Sie sagten einmal, dass man gerade mit leisen Tönen Dinge besser auf den Punkt bringen kann. Wie meinen Sie das genau?
Diese leisen Passagen sind für mich die vertrautesten Flussbewegungen. Wir haben alle nicht mehr so viel Zeit, um aus Zugfenstern zu kucken oder es zu genießen, wenn vor uns jemand einen Espresso vorbereitet und oben in den Schaum irgendwas reingibt. Um einfach mal kurz das Gehirn auszuschalten. Sodass kurz, auch wenn’s nur ein paar Sekunden am Tag sind, einfach was an dir vorbeischweift. Dafür sorgen diese ganzen wiederholenden, leisen, langen Passagen, in denen man die Zeit vergisst. Dann kann sich das Gehirn mal ausruhen und beim Taskmanager werden ein paar Aufgaben ausgeschaltet. Wenn ich dann aber wieder elektronische Sachen reinhaue, kommen mehr Reaktionen. Da merkt man dann manchmal auch, wie ein Handy hochgeht und etwas filmt, einfach aus Reflex, was aber bei den Klavierpassagen nicht passiert.

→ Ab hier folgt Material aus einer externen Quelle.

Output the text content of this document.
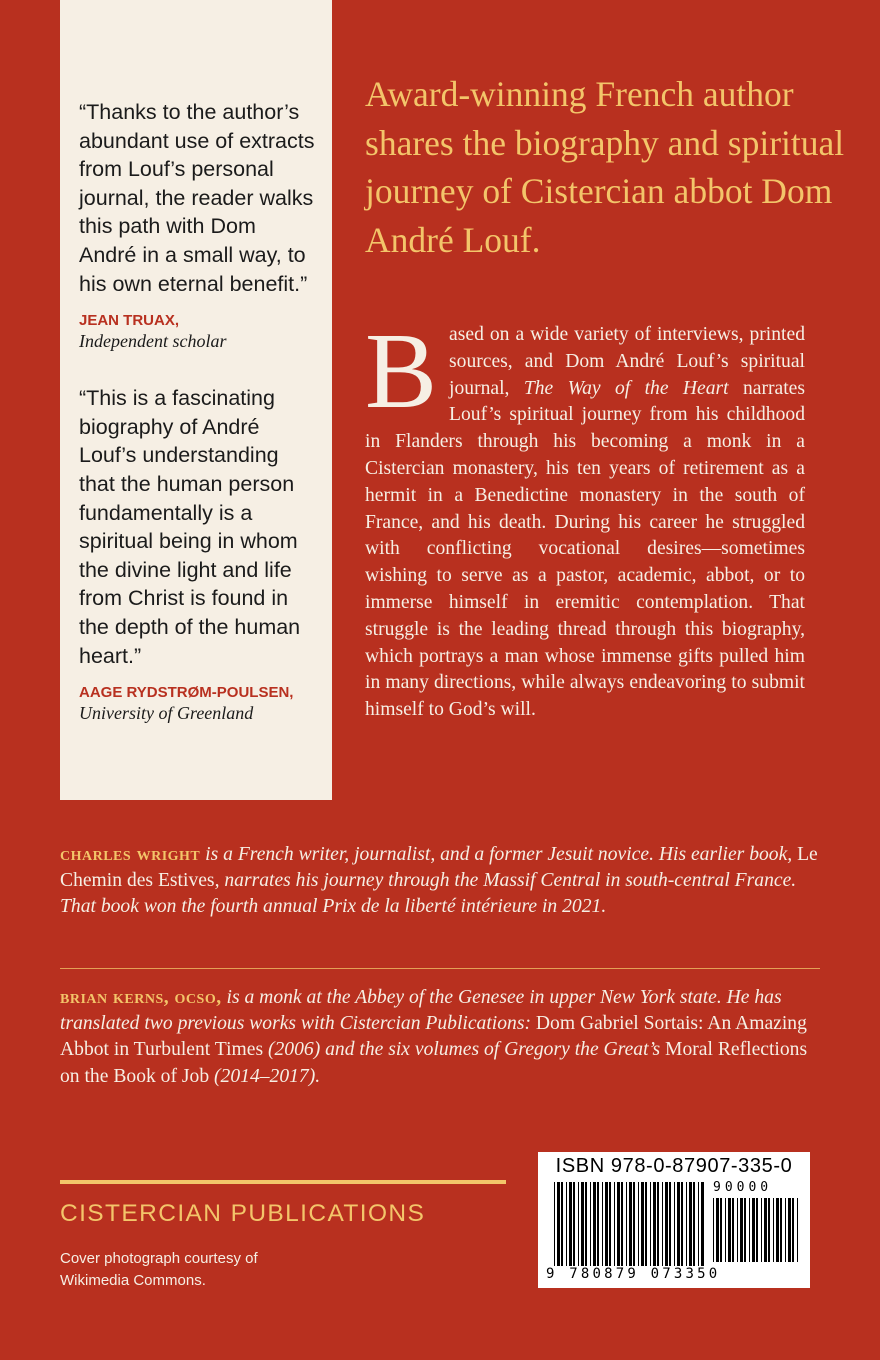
“Thanks to the author’s abundant use of extracts from Louf’s personal journal, the reader walks this path with Dom André in a small way, to his own eternal benefit.”

JEAN TRUAX,

Independent scholar

“This is a fascinating biography of André Louf’s understanding that the human person fundamentally is a spiritual being in whom the divine light and life from Christ is found in the depth of the human heart.”

AAGE RYDSTRØM-POULSEN,

University of Greenland

Award-winning French author shares the biography and spiritual journey of Cistercian abbot Dom André Louf.

B ased on a wide variety of interviews, printed sources, and Dom André Louf’s spiritual journal, The Way of the Heart narrates Louf’s spiritual journey from his childhood in Flanders through his becoming a monk in a Cistercian monastery, his ten years of retirement as a hermit in a Benedictine monastery in the south of France, and his death. During his career he struggled with conflicting vocational desires—sometimes wishing to serve as a pastor, academic, abbot, or to immerse himself in eremitic contemplation. That struggle is the leading thread through this biography, which portrays a man whose immense gifts pulled him in many directions, while always endeavoring to submit himself to God’s will.

charles wright is a French writer, journalist, and a former Jesuit novice. His earlier book, Le Chemin des Estives, narrates his journey through the Massif Central in south-central France. That book won the fourth annual Prix de la liberté intérieure in 2021.

brian kerns, ocso, is a monk at the Abbey of the Genesee in upper New York state. He has translated two previous works with Cistercian Publications: Dom Gabriel Sortais: An Amazing Abbot in Turbulent Times (2006) and the six volumes of Gregory the Great’s Moral Reflections on the Book of Job (2014–2017).

CISTERCIAN PUBLICATIONS

Cover photograph courtesy of Wikimedia Commons.

ISBN 978-0-87907-335-0

90000

9 780879 073350
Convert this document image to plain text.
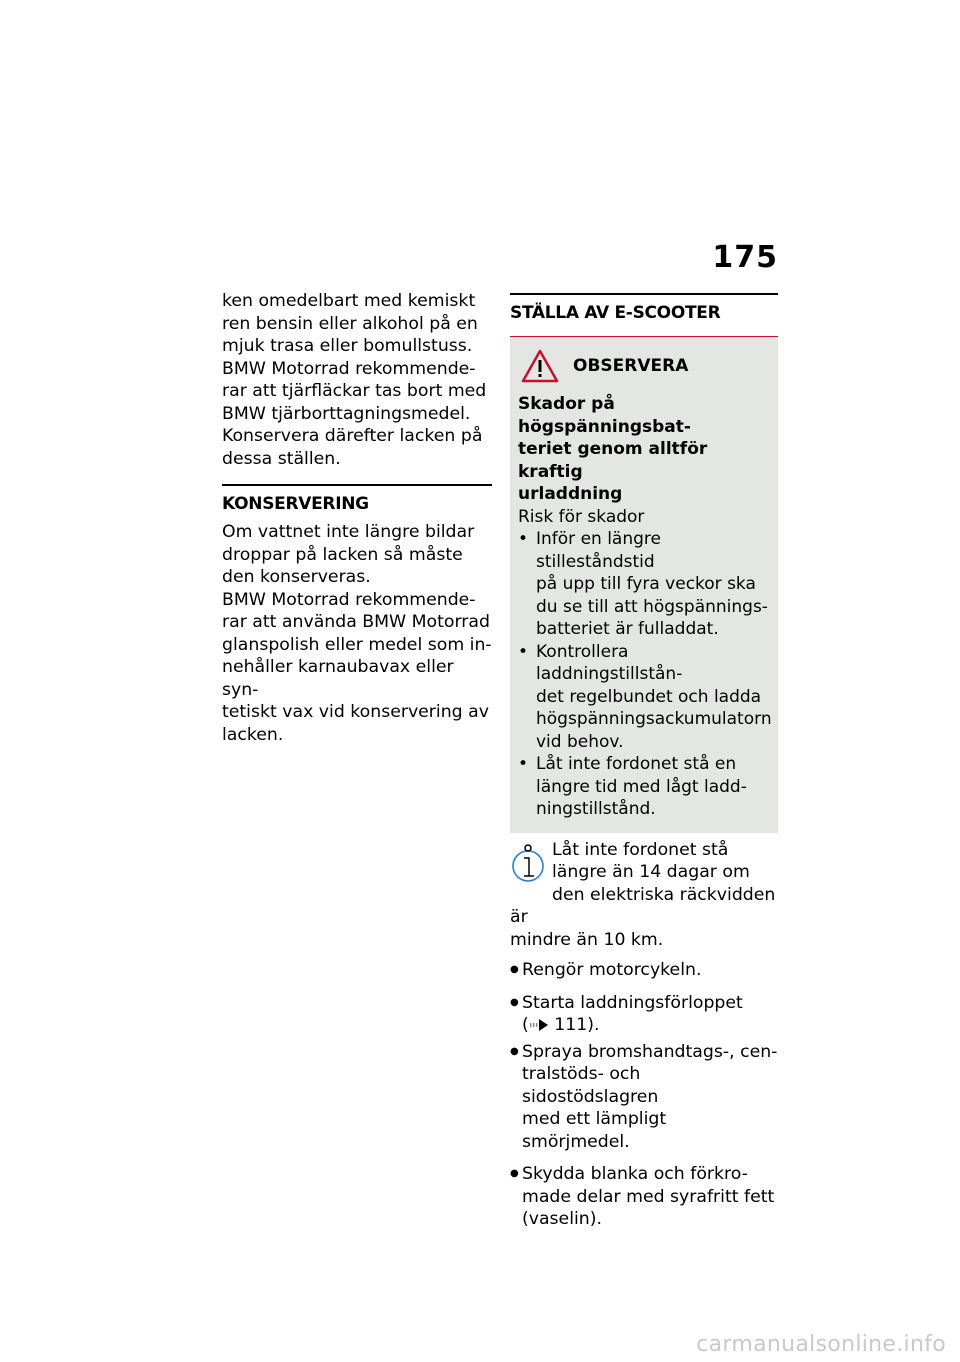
175

ken omedelbart med kemiskt
ren bensin eller alkohol på en
mjuk trasa eller bomullstuss.
BMW Motorrad rekommende-
rar att tjärfläckar tas bort med
BMW tjärborttagningsmedel.
Konservera därefter lacken på
dessa ställen.

KONSERVERING

Om vattnet inte längre bildar
droppar på lacken så måste
den konserveras.

BMW Motorrad rekommende-
rar att använda BMW Motorrad
glanspolish eller medel som in-
nehåller karnaubavax eller syn-
tetiskt vax vid konservering av
lacken.

STÄLLA AV E-SCOOTER
OBSERVERA

Skador på högspänningsbat-
teriet genom alltför kraftig
urladdning

Risk för skador

• Inför en längre stilleståndstid
på upp till fyra veckor ska
du se till att högspännings-
batteriet är fulladdat.
• Kontrollera laddningstillstån-
det regelbundet och ladda
högspänningsackumulatorn
vid behov.
• Låt inte fordonet stå en
längre tid med lågt ladd-
ningstillstånd.

Låt inte fordonet stå
längre än 14 dagar om
den elektriska räckvidden är
mindre än 10 km.

● Rengör motorcykeln.
● Starta laddningsförloppet
( 111).
● Spraya bromshandtags-, cen-
tralstöds- och sidostödslagren
med ett lämpligt smörjmedel.
● Skydda blanka och förkro-
made delar med syrafritt fett
(vaselin).
carmanualsonline.info
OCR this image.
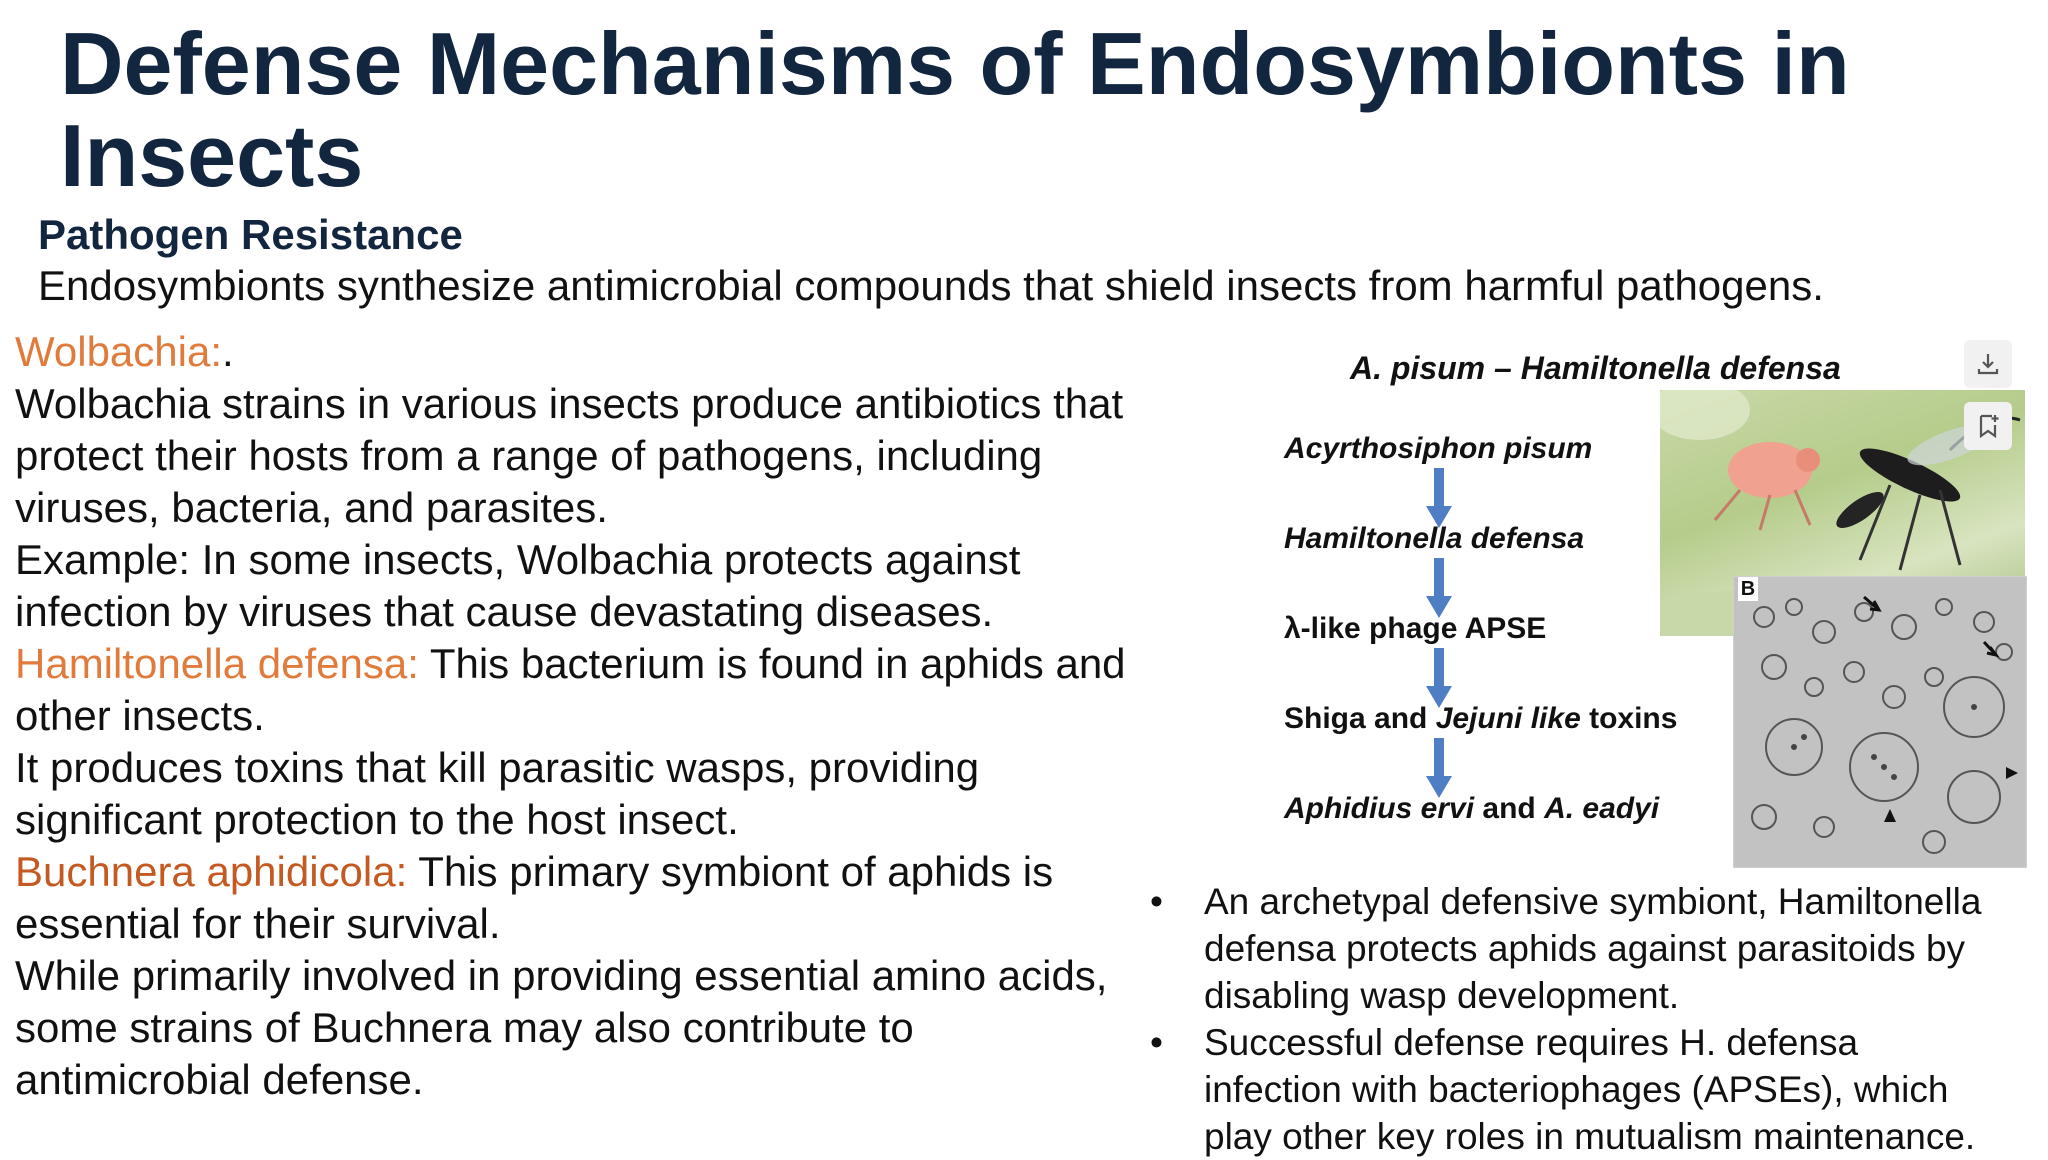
Defense Mechanisms of Endosymbionts in Insects
Pathogen Resistance
Endosymbionts synthesize antimicrobial compounds that shield insects from harmful pathogens.
Wolbachia:.
Wolbachia strains in various insects produce antibiotics that
protect their hosts from a range of pathogens, including
viruses, bacteria, and parasites.
Example: In some insects, Wolbachia protects against
infection by viruses that cause devastating diseases.
Hamiltonella defensa: This bacterium is found in aphids and
other insects.
It produces toxins that kill parasitic wasps, providing
significant protection to the host insect.
Buchnera aphidicola: This primary symbiont of aphids is
essential for their survival.
While primarily involved in providing essential amino acids,
some strains of Buchnera may also contribute to
antimicrobial defense.
A. pisum – Hamiltonella defensa
B
Acyrthosiphon pisum
Hamiltonella defensa
λ-like phage APSE
Shiga and Jejuni like toxins
Aphidius ervi and A. eadyi
•	An archetypal defensive symbiont, Hamiltonella
defensa protects aphids against parasitoids by
disabling wasp development.
•	Successful defense requires H. defensa
infection with bacteriophages (APSEs), which
play other key roles in mutualism maintenance.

Am Ende erinnern sich viele komischerweise auch nur noch an diese elektronischen Parts. Das ist faszinierend und zeigt meiner Auffassung nach, dass diese leisere Musik den unterbewussten Part bildet und die Elektronik eher den aktiven. Viele wissen am Ende nicht wirklich, was ihnen da eigentlich gutgetan hat, sie wissen nur, dass es heilsam wirkt. Da werden manche Schalter umgelegt, so ist das ja auch bei mir.